There is evidence that magnesium has a role in insulin secretion, and some clinical trials have shown improved metabolic profiles in diabetics given magnesium supplementation.

4. What are the primary nutritional sources of magnesium?

Dietary sources of magnesium are primarily dark leafy vegetables, whole grains, nuts, beans, and seafood. A typical Western diet contains less than the FDA recommended 420 mg for males and 320 mg for women, because the soil in which fruits and vegetables are grown is depleted of magnesium. Also, Western diets are rich in refined grains, and as much as 90% of the Mg is lost in processing. Hard water is a source of dietary magnesium. Globally, magnesium intake has dropped due to increased consumption of processed (refined) grains and increased water softening.

5. How does the gastrointestinal (GI) tract absorb and excrete magnesium?

Only about a quarter, or 100 mg, of the ingested magnesium is absorbed by the GI tract and the rest is excreted. Much of the absorption takes place through passive paracellular transport, driven by an electrochemical gradient and solvent drag. There is a second active transport system mediated by TPRM 6 and 7 channels (TRPM stands for “transmembrane receptor potential subfamily melastatin”). The active magnesium transport becomes more active with low magnesium status and is downregulated with magnesium excess. This active transport system is more active in the terminal ileum and proximal colon ( Fig. 77.2 ).

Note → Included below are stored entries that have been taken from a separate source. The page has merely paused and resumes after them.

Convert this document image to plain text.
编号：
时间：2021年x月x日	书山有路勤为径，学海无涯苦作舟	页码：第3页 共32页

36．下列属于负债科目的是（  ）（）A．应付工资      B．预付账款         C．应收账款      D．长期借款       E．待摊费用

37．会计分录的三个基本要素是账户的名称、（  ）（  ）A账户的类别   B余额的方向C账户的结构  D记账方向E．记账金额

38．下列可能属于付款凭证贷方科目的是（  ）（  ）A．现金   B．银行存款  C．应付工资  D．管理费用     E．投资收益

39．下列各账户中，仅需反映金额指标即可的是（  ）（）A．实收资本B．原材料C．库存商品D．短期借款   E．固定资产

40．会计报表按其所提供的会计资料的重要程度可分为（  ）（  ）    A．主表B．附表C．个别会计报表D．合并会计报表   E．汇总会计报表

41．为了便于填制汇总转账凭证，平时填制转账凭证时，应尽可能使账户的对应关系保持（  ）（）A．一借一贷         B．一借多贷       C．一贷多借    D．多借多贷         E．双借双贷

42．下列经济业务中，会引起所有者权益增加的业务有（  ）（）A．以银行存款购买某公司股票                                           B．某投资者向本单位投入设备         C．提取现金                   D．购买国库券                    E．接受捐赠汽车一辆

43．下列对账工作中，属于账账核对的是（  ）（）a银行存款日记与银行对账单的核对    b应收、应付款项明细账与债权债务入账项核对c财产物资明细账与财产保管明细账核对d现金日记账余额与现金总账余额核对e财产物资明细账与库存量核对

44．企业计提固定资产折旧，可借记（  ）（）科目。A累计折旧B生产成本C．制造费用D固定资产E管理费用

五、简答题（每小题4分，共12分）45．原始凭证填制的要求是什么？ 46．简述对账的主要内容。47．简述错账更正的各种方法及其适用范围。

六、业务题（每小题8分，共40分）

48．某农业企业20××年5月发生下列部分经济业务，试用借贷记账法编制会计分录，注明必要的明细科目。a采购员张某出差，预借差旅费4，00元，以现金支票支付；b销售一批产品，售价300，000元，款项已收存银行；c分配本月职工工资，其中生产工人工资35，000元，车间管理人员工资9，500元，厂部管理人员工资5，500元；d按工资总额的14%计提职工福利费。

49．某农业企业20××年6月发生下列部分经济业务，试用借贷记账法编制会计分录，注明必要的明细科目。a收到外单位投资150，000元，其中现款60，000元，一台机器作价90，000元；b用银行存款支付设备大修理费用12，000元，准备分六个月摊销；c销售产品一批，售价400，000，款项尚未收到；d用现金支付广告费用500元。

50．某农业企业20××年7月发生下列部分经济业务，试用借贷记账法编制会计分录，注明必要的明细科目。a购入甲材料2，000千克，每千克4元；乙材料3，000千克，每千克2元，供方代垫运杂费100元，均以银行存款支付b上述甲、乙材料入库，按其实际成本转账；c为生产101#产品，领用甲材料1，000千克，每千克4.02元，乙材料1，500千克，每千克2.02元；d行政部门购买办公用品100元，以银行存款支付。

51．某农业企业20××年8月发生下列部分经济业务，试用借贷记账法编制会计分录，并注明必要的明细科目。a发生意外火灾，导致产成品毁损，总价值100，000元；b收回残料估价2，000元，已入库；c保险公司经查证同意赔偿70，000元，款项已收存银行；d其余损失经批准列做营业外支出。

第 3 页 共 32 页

Figure 77.2., Potassium reabsorbed by the NaK2Cl channel flows back out through the renal outer medullary potassium channel, so the net movement of charge is two anions and one cation into the cell leaving the tubular fluid with a net positive charge. This charge drives the paracellular reabsorption of magnesium and calcium.

6. What is different about kidney magnesium handling from other electrolytes?

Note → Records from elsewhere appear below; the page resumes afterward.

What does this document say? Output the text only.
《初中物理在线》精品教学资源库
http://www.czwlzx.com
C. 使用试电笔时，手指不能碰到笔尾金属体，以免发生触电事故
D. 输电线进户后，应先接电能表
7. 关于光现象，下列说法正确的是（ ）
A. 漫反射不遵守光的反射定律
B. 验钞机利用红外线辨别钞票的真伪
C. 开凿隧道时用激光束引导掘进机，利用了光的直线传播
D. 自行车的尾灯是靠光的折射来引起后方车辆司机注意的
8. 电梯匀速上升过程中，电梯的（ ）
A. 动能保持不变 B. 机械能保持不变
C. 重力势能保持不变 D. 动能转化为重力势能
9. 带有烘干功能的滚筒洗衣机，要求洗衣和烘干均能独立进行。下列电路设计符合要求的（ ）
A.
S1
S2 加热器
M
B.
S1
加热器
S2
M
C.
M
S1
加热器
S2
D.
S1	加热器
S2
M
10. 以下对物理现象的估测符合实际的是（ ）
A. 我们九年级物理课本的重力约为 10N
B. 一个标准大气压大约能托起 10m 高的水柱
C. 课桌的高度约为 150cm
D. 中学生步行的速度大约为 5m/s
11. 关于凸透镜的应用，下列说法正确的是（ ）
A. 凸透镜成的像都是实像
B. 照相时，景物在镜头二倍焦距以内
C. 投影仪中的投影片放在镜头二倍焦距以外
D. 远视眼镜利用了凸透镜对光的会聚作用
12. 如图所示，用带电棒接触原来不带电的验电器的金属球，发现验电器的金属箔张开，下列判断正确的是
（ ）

Unlike most other electrolytes, where absorption takes place in the proximal tubule, magnesium reabsorption occurs predominantly at the thick ascending limb of the loop of Henle (TAH). That being said, roughly 20% of filtered magnesium is reabsorbed in the proximal tubule. About 70% of the filtered magnesium is absorbed in the thick ascending loop of Henle. This occurs through paracellular tight junctions down the electrical gradient. The electrical gradient is established by the renal outer medullary potassium (ROMK) channel, which allows intracellular potassium to flow into the tubule. Potassium is the rate-limiting reagent for the sodium, potassium, two chloride (NK2Cl) channel ( Fig. 77.3 ).

Figure 77.3., When calcium binds the calcium sensing receptor it slows potassium efflux form the thick ascending limb of the loop of Henle cell, lowering the positive tubular charge that drives magnesium and calcium reabsorption, which antagonizes the renal outer medullary potassium.

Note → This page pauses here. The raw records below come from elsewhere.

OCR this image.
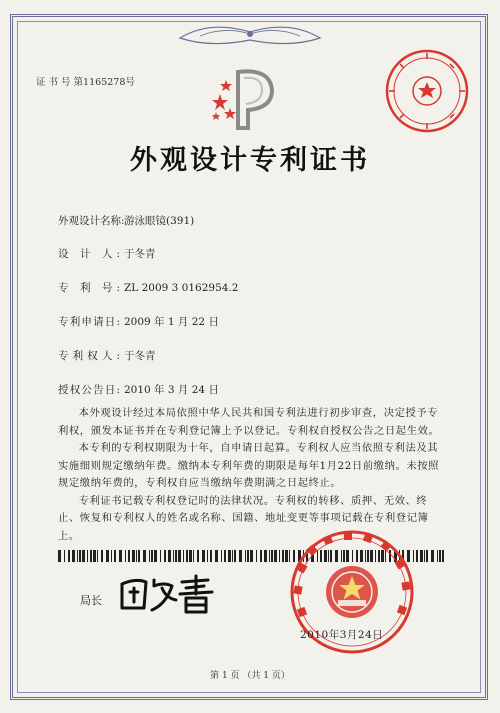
证 书 号 第1165278号
外观设计专利证书
外观设计名称:游泳眼镜(391)
设 计 人: 于冬青
专 利 号: ZL 2009 3 0162954.2
专利申请日: 2009 年 1 月 22 日
专利权人: 于冬青
授权公告日: 2010 年 3 月 24 日

本外观设计经过本局依照中华人民共和国专利法进行初步审查，决定授予专利权，颁发本证书并在专利登记簿上予以登记。专利权自授权公告之日起生效。

本专利的专利权期限为十年，自申请日起算。专利权人应当依照专利法及其实施细则规定缴纳年费。缴纳本专利年费的期限是每年1月22日前缴纳。未按照规定缴纳年费的，专利权自应当缴纳年费期满之日起终止。

专利证书记载专利权登记时的法律状况。专利权的转移、质押、无效、终止、恢复和专利权人的姓名或名称、国籍、地址变更等事项记载在专利登记簿上。

局长
2010年3月24日
第 1 页 （共 1 页）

The kidneys are able to dynamically adjust the reabsorption of magnesium to respond to changes in magnesium levels. In the presence of low magnesium, fractional reabsorption of magnesium can rise to 99.5%. With magnesium excess, the fractional excretion of magnesium can fall to 30%.

7. What hormones regulate magnesium levels?

No known hormone has any appreciable effect on renal magnesium handling.